Relying on a vendor’s status page may tell you everything is fine when it isn’t. In March 2017 Amazon’s S3 service was unavailable for over four hours, causing a domino effect taking out other services that relied on S3. During these four hours, their dashboard continued to show all systems as available. Organizations cannot rely solely on reports from their vendor that all systems are green.

IT needs to correlate data across a complex IT ecosystem

Resolving outages or performance issues starts with being able to correlate monitoring data from your cloud provider, your infrastructure, your ISP, and your end user. Sharing this information with vendors outside your organization as well as people in your organization needs to be done quickly and easily.

IT needs visibility

Monitoring web services is different from monitoring physical servers.
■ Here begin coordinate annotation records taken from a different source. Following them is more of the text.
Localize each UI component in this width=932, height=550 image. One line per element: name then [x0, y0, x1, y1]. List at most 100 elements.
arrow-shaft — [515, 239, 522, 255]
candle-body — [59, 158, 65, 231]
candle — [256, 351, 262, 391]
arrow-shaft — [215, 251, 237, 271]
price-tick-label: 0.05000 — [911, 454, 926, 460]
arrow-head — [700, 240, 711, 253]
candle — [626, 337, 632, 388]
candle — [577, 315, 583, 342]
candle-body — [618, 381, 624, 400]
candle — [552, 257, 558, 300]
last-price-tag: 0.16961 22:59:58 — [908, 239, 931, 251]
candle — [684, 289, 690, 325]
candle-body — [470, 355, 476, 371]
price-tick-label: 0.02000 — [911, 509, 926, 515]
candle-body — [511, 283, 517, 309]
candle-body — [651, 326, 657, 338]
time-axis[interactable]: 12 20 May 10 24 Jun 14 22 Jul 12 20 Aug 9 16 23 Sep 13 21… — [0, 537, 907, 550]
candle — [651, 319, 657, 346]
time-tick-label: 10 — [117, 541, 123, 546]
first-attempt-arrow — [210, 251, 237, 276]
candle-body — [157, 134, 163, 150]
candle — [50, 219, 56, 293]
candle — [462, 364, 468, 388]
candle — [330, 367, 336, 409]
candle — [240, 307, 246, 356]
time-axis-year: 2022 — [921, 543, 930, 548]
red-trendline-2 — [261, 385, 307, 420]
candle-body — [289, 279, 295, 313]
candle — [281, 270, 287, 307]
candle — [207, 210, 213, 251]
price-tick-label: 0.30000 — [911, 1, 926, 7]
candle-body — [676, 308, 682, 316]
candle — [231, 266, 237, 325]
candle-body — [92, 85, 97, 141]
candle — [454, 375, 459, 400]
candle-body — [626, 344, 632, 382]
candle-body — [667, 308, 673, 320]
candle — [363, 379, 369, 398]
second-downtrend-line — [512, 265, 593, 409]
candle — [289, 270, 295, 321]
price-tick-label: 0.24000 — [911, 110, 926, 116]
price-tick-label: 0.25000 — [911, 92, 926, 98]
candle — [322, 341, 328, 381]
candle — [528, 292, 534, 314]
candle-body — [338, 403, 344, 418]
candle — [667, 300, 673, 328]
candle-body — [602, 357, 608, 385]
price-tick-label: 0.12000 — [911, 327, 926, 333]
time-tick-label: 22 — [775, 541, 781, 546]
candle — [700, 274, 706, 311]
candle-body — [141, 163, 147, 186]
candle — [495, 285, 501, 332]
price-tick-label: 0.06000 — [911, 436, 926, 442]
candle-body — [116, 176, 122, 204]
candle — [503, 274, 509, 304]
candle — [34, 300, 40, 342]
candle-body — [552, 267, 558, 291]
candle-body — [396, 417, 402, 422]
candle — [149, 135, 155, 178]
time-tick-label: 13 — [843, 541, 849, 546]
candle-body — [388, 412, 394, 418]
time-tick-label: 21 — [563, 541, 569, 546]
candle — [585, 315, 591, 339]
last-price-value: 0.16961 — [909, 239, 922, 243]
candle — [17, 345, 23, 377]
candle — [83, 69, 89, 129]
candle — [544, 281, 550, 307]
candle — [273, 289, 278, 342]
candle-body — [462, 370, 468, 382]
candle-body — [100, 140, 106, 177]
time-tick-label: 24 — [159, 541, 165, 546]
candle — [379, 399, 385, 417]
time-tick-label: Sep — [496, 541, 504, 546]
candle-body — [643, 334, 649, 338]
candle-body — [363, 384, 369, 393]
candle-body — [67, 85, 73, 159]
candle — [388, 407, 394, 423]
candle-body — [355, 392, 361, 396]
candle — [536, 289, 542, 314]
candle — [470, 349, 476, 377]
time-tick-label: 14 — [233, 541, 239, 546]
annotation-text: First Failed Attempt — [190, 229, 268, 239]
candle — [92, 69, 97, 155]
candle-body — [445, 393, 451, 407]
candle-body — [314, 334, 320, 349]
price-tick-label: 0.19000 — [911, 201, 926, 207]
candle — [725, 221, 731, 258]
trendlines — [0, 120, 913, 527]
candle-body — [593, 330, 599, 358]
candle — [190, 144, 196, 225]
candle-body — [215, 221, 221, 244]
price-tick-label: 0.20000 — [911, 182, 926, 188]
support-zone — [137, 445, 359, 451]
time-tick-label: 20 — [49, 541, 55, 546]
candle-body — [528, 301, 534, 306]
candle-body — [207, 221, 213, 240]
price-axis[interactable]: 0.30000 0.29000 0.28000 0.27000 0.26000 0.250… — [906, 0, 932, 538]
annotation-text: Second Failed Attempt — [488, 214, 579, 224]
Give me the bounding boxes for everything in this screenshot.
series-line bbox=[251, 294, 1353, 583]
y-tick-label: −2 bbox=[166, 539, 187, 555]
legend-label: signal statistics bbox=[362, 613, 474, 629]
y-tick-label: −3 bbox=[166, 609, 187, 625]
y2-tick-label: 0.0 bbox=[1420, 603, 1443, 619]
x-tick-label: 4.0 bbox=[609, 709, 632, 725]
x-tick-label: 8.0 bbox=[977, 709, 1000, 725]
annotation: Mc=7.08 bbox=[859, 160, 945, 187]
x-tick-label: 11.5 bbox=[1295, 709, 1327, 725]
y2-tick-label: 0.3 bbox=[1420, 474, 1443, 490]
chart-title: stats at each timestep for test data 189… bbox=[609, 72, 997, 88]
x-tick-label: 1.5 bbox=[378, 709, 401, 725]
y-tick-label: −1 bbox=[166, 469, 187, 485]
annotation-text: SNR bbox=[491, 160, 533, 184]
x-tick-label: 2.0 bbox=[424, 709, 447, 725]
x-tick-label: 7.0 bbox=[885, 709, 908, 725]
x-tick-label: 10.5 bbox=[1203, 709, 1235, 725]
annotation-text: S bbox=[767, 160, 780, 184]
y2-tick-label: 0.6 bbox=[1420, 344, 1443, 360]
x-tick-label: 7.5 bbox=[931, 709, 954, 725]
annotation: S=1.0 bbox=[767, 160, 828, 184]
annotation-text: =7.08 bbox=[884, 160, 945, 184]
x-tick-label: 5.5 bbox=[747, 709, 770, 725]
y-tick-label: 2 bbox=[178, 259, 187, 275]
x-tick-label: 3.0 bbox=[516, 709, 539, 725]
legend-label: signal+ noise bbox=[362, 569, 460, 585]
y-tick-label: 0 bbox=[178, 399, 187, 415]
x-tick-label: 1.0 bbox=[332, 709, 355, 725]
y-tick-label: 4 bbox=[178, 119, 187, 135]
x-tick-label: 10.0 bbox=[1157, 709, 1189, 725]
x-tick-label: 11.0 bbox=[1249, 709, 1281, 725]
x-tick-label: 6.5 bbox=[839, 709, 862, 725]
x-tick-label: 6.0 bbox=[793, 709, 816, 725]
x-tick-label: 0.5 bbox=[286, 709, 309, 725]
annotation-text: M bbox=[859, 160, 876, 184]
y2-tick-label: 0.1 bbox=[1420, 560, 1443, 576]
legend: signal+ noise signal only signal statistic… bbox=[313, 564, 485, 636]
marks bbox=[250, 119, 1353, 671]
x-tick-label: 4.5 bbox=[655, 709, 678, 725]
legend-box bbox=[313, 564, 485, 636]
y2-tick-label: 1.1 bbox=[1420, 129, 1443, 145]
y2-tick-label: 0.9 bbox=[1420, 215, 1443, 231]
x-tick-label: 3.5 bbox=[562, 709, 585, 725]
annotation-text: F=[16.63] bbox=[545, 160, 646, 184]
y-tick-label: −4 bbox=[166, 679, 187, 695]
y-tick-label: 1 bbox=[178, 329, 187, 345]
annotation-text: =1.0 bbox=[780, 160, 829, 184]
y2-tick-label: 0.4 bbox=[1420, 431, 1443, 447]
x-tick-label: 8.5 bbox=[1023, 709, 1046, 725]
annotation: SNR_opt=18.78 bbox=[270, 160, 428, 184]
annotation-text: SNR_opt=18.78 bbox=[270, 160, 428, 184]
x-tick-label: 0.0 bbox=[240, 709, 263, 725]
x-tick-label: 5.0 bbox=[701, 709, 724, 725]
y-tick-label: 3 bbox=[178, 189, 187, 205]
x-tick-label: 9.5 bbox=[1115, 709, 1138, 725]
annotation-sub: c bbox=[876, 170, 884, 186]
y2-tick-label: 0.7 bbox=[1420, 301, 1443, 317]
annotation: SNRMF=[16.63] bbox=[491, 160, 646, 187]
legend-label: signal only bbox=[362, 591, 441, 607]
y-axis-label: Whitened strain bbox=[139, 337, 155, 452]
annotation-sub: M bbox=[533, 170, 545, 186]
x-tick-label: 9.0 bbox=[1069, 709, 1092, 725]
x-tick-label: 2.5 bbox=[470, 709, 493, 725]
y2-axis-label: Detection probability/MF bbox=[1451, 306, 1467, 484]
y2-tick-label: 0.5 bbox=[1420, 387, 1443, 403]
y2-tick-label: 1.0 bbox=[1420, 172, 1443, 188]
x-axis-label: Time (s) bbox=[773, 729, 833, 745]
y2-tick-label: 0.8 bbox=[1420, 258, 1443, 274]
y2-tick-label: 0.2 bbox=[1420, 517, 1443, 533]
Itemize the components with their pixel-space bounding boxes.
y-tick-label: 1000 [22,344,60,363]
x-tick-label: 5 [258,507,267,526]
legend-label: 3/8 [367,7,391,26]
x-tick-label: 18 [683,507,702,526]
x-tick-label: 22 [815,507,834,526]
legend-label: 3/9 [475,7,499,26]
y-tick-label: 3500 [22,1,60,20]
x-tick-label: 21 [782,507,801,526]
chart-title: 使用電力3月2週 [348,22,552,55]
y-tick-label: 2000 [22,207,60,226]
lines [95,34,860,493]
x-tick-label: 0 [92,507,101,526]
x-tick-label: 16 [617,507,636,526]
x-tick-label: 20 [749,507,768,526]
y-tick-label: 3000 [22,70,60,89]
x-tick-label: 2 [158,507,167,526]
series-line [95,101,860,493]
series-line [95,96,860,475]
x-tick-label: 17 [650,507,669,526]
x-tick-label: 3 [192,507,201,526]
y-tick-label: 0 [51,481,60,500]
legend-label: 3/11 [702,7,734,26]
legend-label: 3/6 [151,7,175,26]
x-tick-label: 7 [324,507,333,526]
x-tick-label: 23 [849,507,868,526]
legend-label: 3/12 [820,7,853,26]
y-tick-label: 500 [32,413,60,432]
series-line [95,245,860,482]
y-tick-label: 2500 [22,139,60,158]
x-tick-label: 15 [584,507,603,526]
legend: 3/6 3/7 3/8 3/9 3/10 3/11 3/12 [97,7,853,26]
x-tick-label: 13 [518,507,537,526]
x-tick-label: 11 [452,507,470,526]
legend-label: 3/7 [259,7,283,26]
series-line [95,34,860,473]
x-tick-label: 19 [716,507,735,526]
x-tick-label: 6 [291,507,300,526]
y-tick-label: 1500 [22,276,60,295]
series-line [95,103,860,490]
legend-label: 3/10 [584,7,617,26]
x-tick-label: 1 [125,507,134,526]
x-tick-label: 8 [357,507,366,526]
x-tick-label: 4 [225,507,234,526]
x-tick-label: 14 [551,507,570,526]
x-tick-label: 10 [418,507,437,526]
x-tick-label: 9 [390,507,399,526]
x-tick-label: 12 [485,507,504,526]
Network monitoring tools that have provided visibility within the organization’s boundary don’t work with SaaS and IT is left blind.

Catchpoint uses over 800 global synthetic monitoring vantage points combined with real user monitoring to measure reliability, availability, and performance. The combination of active and passive monitoring helps IT to comprehensively monitor any SaaS, cloud, or legacy application that is important to your customers or employees. It is one of the big reasons we believe we were named a Gartner Cool Vendor and has us excited about how we can continue to lead the Digital Experience Monitoring space over the next ten years.